Clerical FM is designed for document-centric tasks, pre-trained on hundreds of millions of documents to perform data entry with high accuracy and minimal additional training. For more specialized tasks, it can be fine-tuned via the Bedrock API, allowing customization to specific needs. This model simplifies document automation, eliminating traditional methods like OCR and complex pipelines, enabling rapid testing and scalable task automation through its APIs.
An exciting opportunity emerged when a colleague sought my expertise in document processing to harness the advanced capabilities of Anthropic's Claude 3 model. This model has transformed document handling with improved accuracy, speed, and cost efficiency, unlocking new solution possibilities. Traditionally, using machine learning required a specialized skill set, but my goal was to simplify the process. I designed an intuitive interface to streamline prompt generation, making it accessible to non-technical users. These wireframes not only enhanced the user experience but also generated significant interest by seamlessly integrating complex machine learning into everyday tasks.

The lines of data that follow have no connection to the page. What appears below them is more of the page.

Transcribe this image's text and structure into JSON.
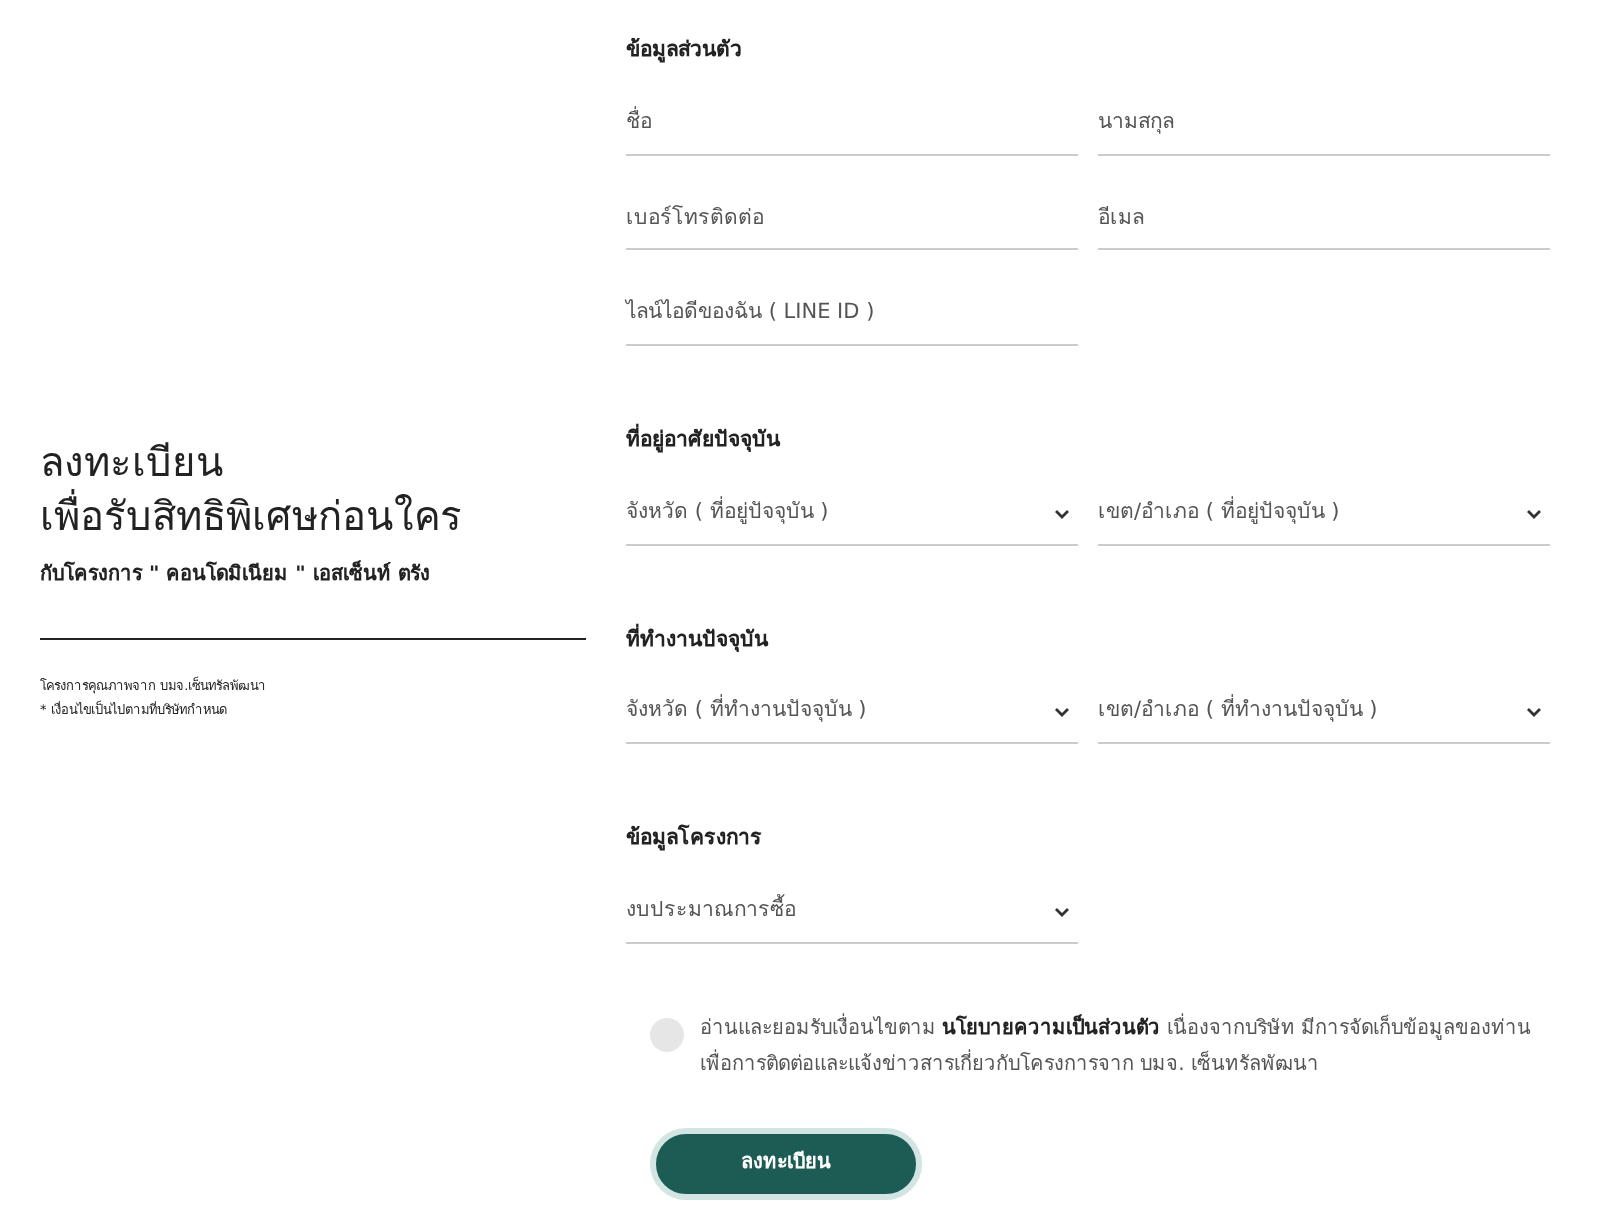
{
  "intro": {
    "title_lines": [
      "ลงทะเบียน",
      "เพื่อรับสิทธิพิเศษก่อนใคร"
    ],
    "subtitle": "กับโครงการ \" คอนโดมิเนียม \" เอสเซ็นท์ ตรัง",
    "notes": [
      "โครงการคุณภาพจาก บมจ.เซ็นทรัลพัฒนา",
      "* เงื่อนไขเป็นไปตามที่บริษัทกำหนด"
    ]
  },
  "sections": [
    {
      "heading": "ข้อมูลส่วนตัว",
      "fields": [
        {
          "kind": "input",
          "placeholder": "ชื่อ"
        },
        {
          "kind": "input",
          "placeholder": "นามสกุล"
        },
        {
          "kind": "input",
          "placeholder": "เบอร์โทรติดต่อ"
        },
        {
          "kind": "input",
          "placeholder": "อีเมล"
        },
        {
          "kind": "input",
          "placeholder": "ไลน์ไอดีของฉัน ( LINE ID )"
        }
      ]
    },
    {
      "heading": "ที่อยู่อาศัยปัจจุบัน",
      "fields": [
        {
          "kind": "select",
          "placeholder": "จังหวัด ( ที่อยู่ปัจจุบัน )"
        },
        {
          "kind": "select",
          "placeholder": "เขต/อำเภอ ( ที่อยู่ปัจจุบัน )"
        }
      ]
    },
    {
      "heading": "ที่ทำงานปัจจุบัน",
      "fields": [
        {
          "kind": "select",
          "placeholder": "จังหวัด ( ที่ทำงานปัจจุบัน )"
        },
        {
          "kind": "select",
          "placeholder": "เขต/อำเภอ ( ที่ทำงานปัจจุบัน )"
        }
      ]
    },
    {
      "heading": "ข้อมูลโครงการ",
      "fields": [
        {
          "kind": "select",
          "placeholder": "งบประมาณการซื้อ"
        }
      ]
    }
  ],
  "consent": {
    "checked": false,
    "text": "อ่านและยอมรับเงื่อนไขตาม **นโยบายความเป็นส่วนตัว** เนื่องจากบริษัท มีการจัดเก็บข้อมูลของท่าน เพื่อการติดต่อและแจ้งข่าวสารเกี่ยวกับโครงการจาก บมจ. เซ็นทรัลพัฒนา"
  },
  "submit": {
    "label": "ลงทะเบียน"
  }
}
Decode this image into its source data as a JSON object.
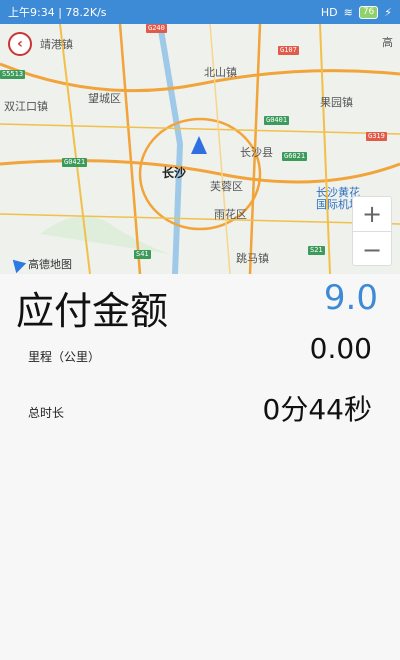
{
  "status": {
    "time_net": "上午9:34 | 78.2K/s",
    "right": "HD",
    "battery": "76"
  },
  "map": {
    "labels": {
      "jinggang": "靖港镇",
      "beishan": "北山镇",
      "wangcheng": "望城区",
      "guoyuan": "果园镇",
      "shuangjiang": "双江口镇",
      "changsha": "长沙",
      "changshaxian": "长沙县",
      "furong": "芙蓉区",
      "yuhua": "雨花区",
      "airport": "长沙黄花",
      "airport2": "国际机场",
      "tiaoma": "跳马镇",
      "gao": "高"
    },
    "shields": [
      "G240",
      "G107",
      "G0401",
      "G319",
      "S5513",
      "G0421",
      "G6021",
      "S41",
      "S21"
    ],
    "logo": "高德地图",
    "zoom_in": "+",
    "zoom_out": "−"
  },
  "fare": {
    "label": "应付金额",
    "value": "9.0"
  },
  "rows": {
    "distance_label": "里程（公里）",
    "distance_value": "0.00",
    "duration_label": "总时长",
    "duration_value": "0分44秒"
  },
  "colors": {
    "accent": "#3d8ad6",
    "back": "#cc3333"
  }
}
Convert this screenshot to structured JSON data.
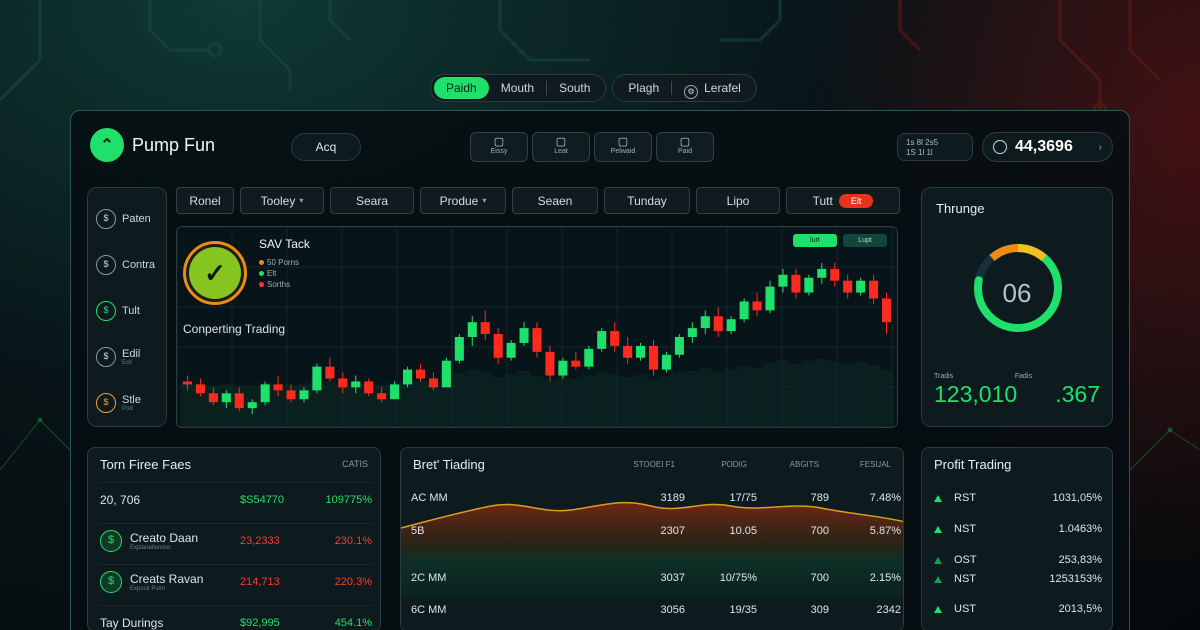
{
  "colors": {
    "accent_green": "#1fe06a",
    "accent_red": "#ff3b2f",
    "warn_orange": "#f08a16",
    "panel": "#0d1a1e"
  },
  "topnav": {
    "group1": [
      "Paidh",
      "Mouth",
      "South"
    ],
    "group2": [
      "Plagh",
      "Lerafel"
    ],
    "active": "Paidh"
  },
  "header": {
    "app_name": "Pump Fun",
    "acq_label": "Acq",
    "tools": [
      {
        "icon": "document-icon",
        "label": "Eissy"
      },
      {
        "icon": "chart-icon",
        "label": "Leat"
      },
      {
        "icon": "home-icon",
        "label": "Pelwaid"
      },
      {
        "icon": "calculator-icon",
        "label": "Paid"
      }
    ],
    "mini_info": [
      "1s 8l 2s5",
      "1S 1l 1l"
    ],
    "balance": "44,3696"
  },
  "sidebar": {
    "items": [
      {
        "label": "Paten",
        "sub": "",
        "icon": "dollar-icon",
        "glyph": "$",
        "style": ""
      },
      {
        "label": "Contra",
        "sub": "",
        "icon": "dollar-icon",
        "glyph": "$",
        "style": ""
      },
      {
        "label": "Tult",
        "sub": "",
        "icon": "coin-icon",
        "glyph": "$",
        "style": "green"
      },
      {
        "label": "Edil",
        "sub": "Ecil",
        "icon": "dollar-icon",
        "glyph": "$",
        "style": ""
      },
      {
        "label": "Stle",
        "sub": "Pod",
        "icon": "coin-icon",
        "glyph": "$",
        "style": "orange"
      }
    ]
  },
  "tabs": [
    {
      "label": "Ronel",
      "dropdown": false,
      "w": 58
    },
    {
      "label": "Tooley",
      "dropdown": true,
      "w": 84
    },
    {
      "label": "Seara",
      "dropdown": false,
      "w": 84
    },
    {
      "label": "Produe",
      "dropdown": true,
      "w": 86
    },
    {
      "label": "Seaen",
      "dropdown": false,
      "w": 86
    },
    {
      "label": "Tunday",
      "dropdown": false,
      "w": 86
    },
    {
      "label": "Lipo",
      "dropdown": false,
      "w": 84
    },
    {
      "label": "Tutt",
      "dropdown": false,
      "w": 114,
      "badge": "Elt"
    }
  ],
  "chart": {
    "title": "SAV Tack",
    "legend": [
      "50 Porns",
      "Elt",
      "Sorths"
    ],
    "left_label": "Conperting Trading",
    "toggles": [
      "lurt",
      "Lupt"
    ]
  },
  "chart_data": {
    "type": "candlestick",
    "title": "SAV Tack",
    "series": [
      {
        "name": "price",
        "values": [
          [
            50,
            52,
            47,
            49
          ],
          [
            49,
            51,
            45,
            46
          ],
          [
            46,
            48,
            42,
            43
          ],
          [
            43,
            47,
            41,
            46
          ],
          [
            46,
            48,
            40,
            41
          ],
          [
            41,
            44,
            39,
            43
          ],
          [
            43,
            50,
            42,
            49
          ],
          [
            49,
            52,
            45,
            47
          ],
          [
            47,
            49,
            43,
            44
          ],
          [
            44,
            48,
            43,
            47
          ],
          [
            47,
            56,
            46,
            55
          ],
          [
            55,
            58,
            50,
            51
          ],
          [
            51,
            53,
            46,
            48
          ],
          [
            48,
            52,
            46,
            50
          ],
          [
            50,
            51,
            45,
            46
          ],
          [
            46,
            48,
            43,
            44
          ],
          [
            44,
            50,
            44,
            49
          ],
          [
            49,
            55,
            48,
            54
          ],
          [
            54,
            56,
            50,
            51
          ],
          [
            51,
            53,
            47,
            48
          ],
          [
            48,
            58,
            48,
            57
          ],
          [
            57,
            66,
            56,
            65
          ],
          [
            65,
            72,
            62,
            70
          ],
          [
            70,
            74,
            64,
            66
          ],
          [
            66,
            68,
            56,
            58
          ],
          [
            58,
            64,
            57,
            63
          ],
          [
            63,
            70,
            62,
            68
          ],
          [
            68,
            70,
            58,
            60
          ],
          [
            60,
            62,
            50,
            52
          ],
          [
            52,
            58,
            51,
            57
          ],
          [
            57,
            60,
            54,
            55
          ],
          [
            55,
            62,
            54,
            61
          ],
          [
            61,
            68,
            60,
            67
          ],
          [
            67,
            70,
            60,
            62
          ],
          [
            62,
            65,
            56,
            58
          ],
          [
            58,
            63,
            57,
            62
          ],
          [
            62,
            64,
            52,
            54
          ],
          [
            54,
            60,
            53,
            59
          ],
          [
            59,
            66,
            58,
            65
          ],
          [
            65,
            70,
            63,
            68
          ],
          [
            68,
            74,
            66,
            72
          ],
          [
            72,
            75,
            65,
            67
          ],
          [
            67,
            72,
            66,
            71
          ],
          [
            71,
            78,
            70,
            77
          ],
          [
            77,
            80,
            72,
            74
          ],
          [
            74,
            84,
            73,
            82
          ],
          [
            82,
            88,
            80,
            86
          ],
          [
            86,
            88,
            78,
            80
          ],
          [
            80,
            86,
            79,
            85
          ],
          [
            85,
            90,
            83,
            88
          ],
          [
            88,
            90,
            82,
            84
          ],
          [
            84,
            86,
            78,
            80
          ],
          [
            80,
            85,
            79,
            84
          ],
          [
            84,
            86,
            76,
            78
          ],
          [
            78,
            80,
            66,
            70
          ]
        ]
      }
    ],
    "ylim": [
      38,
      92
    ]
  },
  "gauge": {
    "title": "Thrunge",
    "value": "06",
    "fraction": 0.78,
    "left_caption": "Tradis",
    "right_caption": "Fadis",
    "left_value": "123,010",
    "right_value": ".367"
  },
  "panel_fees": {
    "title": "Torn Firee Faes",
    "header": "CATIS",
    "rows": [
      {
        "name": "20, 706",
        "sub": "",
        "c1": "$S54770",
        "c2": "109775%",
        "color": "green",
        "icon": false
      },
      {
        "name": "Creato Daan",
        "sub": "Explanationdoc",
        "c1": "23,2333",
        "c2": "230.1%",
        "color": "red",
        "icon": true
      },
      {
        "name": "Creats Ravan",
        "sub": "Exposit Pstrn",
        "c1": "214,713",
        "c2": "220.3%",
        "color": "red",
        "icon": true
      },
      {
        "name": "Tay Durings",
        "sub": "",
        "c1": "$92,995",
        "c2": "454.1%",
        "color": "green",
        "icon": false
      }
    ]
  },
  "panel_best": {
    "title": "Bret' Tiading",
    "cols": [
      "STOOEI F1",
      "PODIG",
      "ABGITS",
      "FESUAL"
    ],
    "rows": [
      {
        "name": "AC MM",
        "v": [
          "3189",
          "17/75",
          "789",
          "7.48%"
        ]
      },
      {
        "name": "5B",
        "v": [
          "2307",
          "10.05",
          "700",
          "5.87%"
        ]
      },
      {
        "name": "2C MM",
        "v": [
          "3037",
          "10/75%",
          "700",
          "2.15%"
        ]
      },
      {
        "name": "6C MM",
        "v": [
          "3056",
          "19/35",
          "309",
          "2342"
        ]
      }
    ]
  },
  "panel_profit": {
    "title": "Profit Trading",
    "rows": [
      {
        "name": "RST",
        "v": "1031,05%"
      },
      {
        "name": "NST",
        "v": "1.0463%"
      },
      {
        "name": "OST",
        "v": "253,83%"
      },
      {
        "name": "NST",
        "v": "1253153%"
      },
      {
        "name": "UST",
        "v": "2013,5%"
      }
    ]
  }
}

By leveraging a query builder-style interface, I've designed a system that enables users to focus on their core ideas while the system generates prompts in the background, refining them with proper grammar and contextual nuances. The interface allows intuitive sentiment construction using drag-and-drop functionality, making it easy to arrange elements. Users can also save prompts as templates for future use, streamlining the process. This feature set simplifies complex interactions and boosts productivity, making prompt generation more efficient and accessible.
The integration of Clerical AI with Anthropic's Claude 3 model marks a significant advancement in intelligent document processing. This powerful combination simplifies complex tasks by automating data extraction and improving accuracy with minimal user input. Clerical AI’s query builder interface, featuring drag-and-drop functionality and reusable templates, exemplifies a user-centric approach that enhances productivity. By drastically reducing processing time and overhead, this innovation transforms document management, positioning Clerical AI powered by Claude 3 as a game-changing solution that sets new industry standards.